Gao Chen, Liu Si, Chen Jinyu, Wang Luting, Wu Qi, Li Bo, Tian Qi
IEEE Trans Pattern Anal Mach Intell. 2024 Feb;46(2):994-1010. doi: 10.1109/TPAMI.2023.3326851. Epub 2024 Jan 8.
Given a high-level instruction, the task of Embodied Referring Expression (REVERIE) requires an embodied agent to localise a remote referred object via navigating in the unseen environment. Previous vision-language navigation methods utilise the provided fine-grained instruction as step-by-step navigation guidance to conduct strict instruction-following, while REVERIE aims to achieve efficient goal-oriented exploration according to the high-level command. In this work, we propose a Cross-modal Knowledge Reasoning (abbreviated as CKR+) framework, which incorporates the prior knowledge as decision guidance to learn the navigation scheme comprehensively. Specifically, we design a Room-Object Aware (ROA) mechanism to explicitly decouple the room- and object-related clues from instruction and visual observations. Moreover, we propose a Knowledge-enabled Entity Relation Reasoning (KERR+) module to leverage the structured knowledge from the knowledge graph explicitly and unstructured knowledge from pre-trained model implicitly, to learn the internal-external correlations among room- and object-entities for the agent to make proper decisions. We devise an Entity Prompter (EP) that embeds in the KERR+ module, which utilises the navigation history and visual entities as prompts to transfer knowledge from the pre-trained CLIP model. In addition, we develop a Reinforced End Decider (RED) to learn the stopping scheme specifically, which is achieved by a customised reinforcement learning strategy and knowledge enhanced matching. Two techniques are also introduced to improve navigation efficiency further. Extensive experiments conducted on the REVERIE benchmark demonstrate the effectiveness and superiority of our proposed methods, which boosts the key metrics, i.e., SPL and REVERIE-success rate, to 14.46% and 13.81% respectively.

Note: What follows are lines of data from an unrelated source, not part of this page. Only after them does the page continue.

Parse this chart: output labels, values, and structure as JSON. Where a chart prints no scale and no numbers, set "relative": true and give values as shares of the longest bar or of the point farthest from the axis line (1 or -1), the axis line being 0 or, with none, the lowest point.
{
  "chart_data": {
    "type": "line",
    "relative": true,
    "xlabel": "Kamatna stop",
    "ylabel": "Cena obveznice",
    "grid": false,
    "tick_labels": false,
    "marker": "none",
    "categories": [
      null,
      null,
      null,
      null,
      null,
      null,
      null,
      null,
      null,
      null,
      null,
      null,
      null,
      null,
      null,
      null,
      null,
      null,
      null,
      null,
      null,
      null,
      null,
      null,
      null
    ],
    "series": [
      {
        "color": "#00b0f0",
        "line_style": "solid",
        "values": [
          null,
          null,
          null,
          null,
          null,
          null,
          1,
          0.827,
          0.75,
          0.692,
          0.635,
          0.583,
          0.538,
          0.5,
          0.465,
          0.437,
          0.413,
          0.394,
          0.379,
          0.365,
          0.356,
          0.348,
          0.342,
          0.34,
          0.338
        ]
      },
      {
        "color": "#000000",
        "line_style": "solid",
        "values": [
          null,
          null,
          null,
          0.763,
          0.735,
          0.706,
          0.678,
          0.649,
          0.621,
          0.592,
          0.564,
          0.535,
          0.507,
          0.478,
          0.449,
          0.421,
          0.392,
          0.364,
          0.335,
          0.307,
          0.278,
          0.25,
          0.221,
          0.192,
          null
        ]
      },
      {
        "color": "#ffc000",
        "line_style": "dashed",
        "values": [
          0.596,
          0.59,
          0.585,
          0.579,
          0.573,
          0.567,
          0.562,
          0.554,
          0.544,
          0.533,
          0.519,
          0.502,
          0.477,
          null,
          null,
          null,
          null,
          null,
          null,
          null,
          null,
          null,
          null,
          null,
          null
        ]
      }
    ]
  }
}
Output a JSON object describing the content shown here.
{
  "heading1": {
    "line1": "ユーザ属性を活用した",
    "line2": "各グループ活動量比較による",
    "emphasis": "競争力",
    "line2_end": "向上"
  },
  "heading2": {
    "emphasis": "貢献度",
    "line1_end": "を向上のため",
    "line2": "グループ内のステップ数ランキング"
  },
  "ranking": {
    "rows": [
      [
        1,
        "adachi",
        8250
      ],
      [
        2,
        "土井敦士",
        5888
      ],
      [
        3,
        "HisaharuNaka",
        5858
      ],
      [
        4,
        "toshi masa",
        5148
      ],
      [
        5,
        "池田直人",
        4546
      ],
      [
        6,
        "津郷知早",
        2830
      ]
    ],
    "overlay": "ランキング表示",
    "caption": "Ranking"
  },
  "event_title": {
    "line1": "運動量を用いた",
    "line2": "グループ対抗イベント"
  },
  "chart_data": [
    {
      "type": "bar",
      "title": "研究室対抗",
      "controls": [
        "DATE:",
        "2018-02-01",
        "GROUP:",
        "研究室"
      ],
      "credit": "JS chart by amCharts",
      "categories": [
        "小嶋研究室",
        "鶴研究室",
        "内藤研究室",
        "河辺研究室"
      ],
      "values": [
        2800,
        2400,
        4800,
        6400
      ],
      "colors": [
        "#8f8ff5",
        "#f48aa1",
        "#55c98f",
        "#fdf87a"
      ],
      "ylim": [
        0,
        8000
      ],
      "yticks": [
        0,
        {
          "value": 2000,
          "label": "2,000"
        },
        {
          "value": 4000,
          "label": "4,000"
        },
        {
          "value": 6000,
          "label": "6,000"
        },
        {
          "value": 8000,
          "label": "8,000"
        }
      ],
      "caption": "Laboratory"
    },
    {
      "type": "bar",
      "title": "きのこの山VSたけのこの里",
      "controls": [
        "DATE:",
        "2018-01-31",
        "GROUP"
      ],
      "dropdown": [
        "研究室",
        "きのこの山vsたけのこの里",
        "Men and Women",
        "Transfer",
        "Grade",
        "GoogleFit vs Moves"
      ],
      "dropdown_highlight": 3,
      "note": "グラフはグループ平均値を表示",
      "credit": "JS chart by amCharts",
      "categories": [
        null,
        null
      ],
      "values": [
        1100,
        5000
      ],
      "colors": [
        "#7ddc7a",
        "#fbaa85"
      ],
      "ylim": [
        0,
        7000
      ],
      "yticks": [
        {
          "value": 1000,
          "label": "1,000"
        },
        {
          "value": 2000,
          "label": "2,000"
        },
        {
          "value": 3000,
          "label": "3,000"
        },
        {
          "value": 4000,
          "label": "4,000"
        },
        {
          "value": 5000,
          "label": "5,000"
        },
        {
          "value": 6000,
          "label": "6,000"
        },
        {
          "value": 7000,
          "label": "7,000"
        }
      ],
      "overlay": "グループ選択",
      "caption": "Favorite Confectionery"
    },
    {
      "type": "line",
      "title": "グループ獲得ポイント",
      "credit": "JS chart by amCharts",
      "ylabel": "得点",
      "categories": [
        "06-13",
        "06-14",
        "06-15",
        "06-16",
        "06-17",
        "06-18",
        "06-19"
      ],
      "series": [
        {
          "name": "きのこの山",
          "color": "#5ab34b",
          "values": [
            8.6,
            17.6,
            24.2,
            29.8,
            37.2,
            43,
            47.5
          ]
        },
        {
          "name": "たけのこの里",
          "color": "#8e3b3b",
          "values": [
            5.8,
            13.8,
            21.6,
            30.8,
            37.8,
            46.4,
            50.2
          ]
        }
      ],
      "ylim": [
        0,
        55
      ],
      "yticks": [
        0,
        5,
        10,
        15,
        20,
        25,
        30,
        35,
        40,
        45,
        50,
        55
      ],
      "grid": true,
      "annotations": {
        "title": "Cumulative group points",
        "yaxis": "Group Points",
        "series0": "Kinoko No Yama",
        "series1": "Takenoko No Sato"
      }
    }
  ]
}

给定一个高级指令,具身指代表达(REVERIE)任务要求具身智能体在不可见的环境中导航,以定位远程被指代的物体。先前的视觉语言导航方法利用提供的细粒度指令作为逐步导航指导,以进行严格的指令遵循,而REVERIE旨在根据高级命令实现高效的目标导向探索。在这项工作中,我们提出了一种跨模态知识推理(简称为CKR+)框架,该框架将先验知识作为决策指导,以全面学习导航方案。具体而言,我们设计了一种房间-物体感知(ROA)机制,以从指令和视觉观察中明确解耦与房间和物体相关的线索。此外,我们提出了一种知识驱动的实体关系推理(KERR+)模块,以显式利用来自知识图谱的结构化知识和隐式利用来自预训练模型的非结构化知识,来学习房间和物体实体之间的内部-外部相关性,以便智能体做出正确决策。我们设计了一个嵌入在KERR+模块中的实体提示器(EP),它利用导航历史和视觉实体作为提示,从预训练的CLIP模型中转移知识。此外,我们开发了一个强化结束判定器(RED)来专门学习停止方案,这是通过定制的强化学习策略和知识增强匹配实现的。还引入了两种技术来进一步提高导航效率。在REVERIE基准上进行的大量实验证明了我们提出的方法的有效性和优越性,将关键指标,即成功率(SPL)和REVERIE成功率分别提高到了14.46%和13.81%。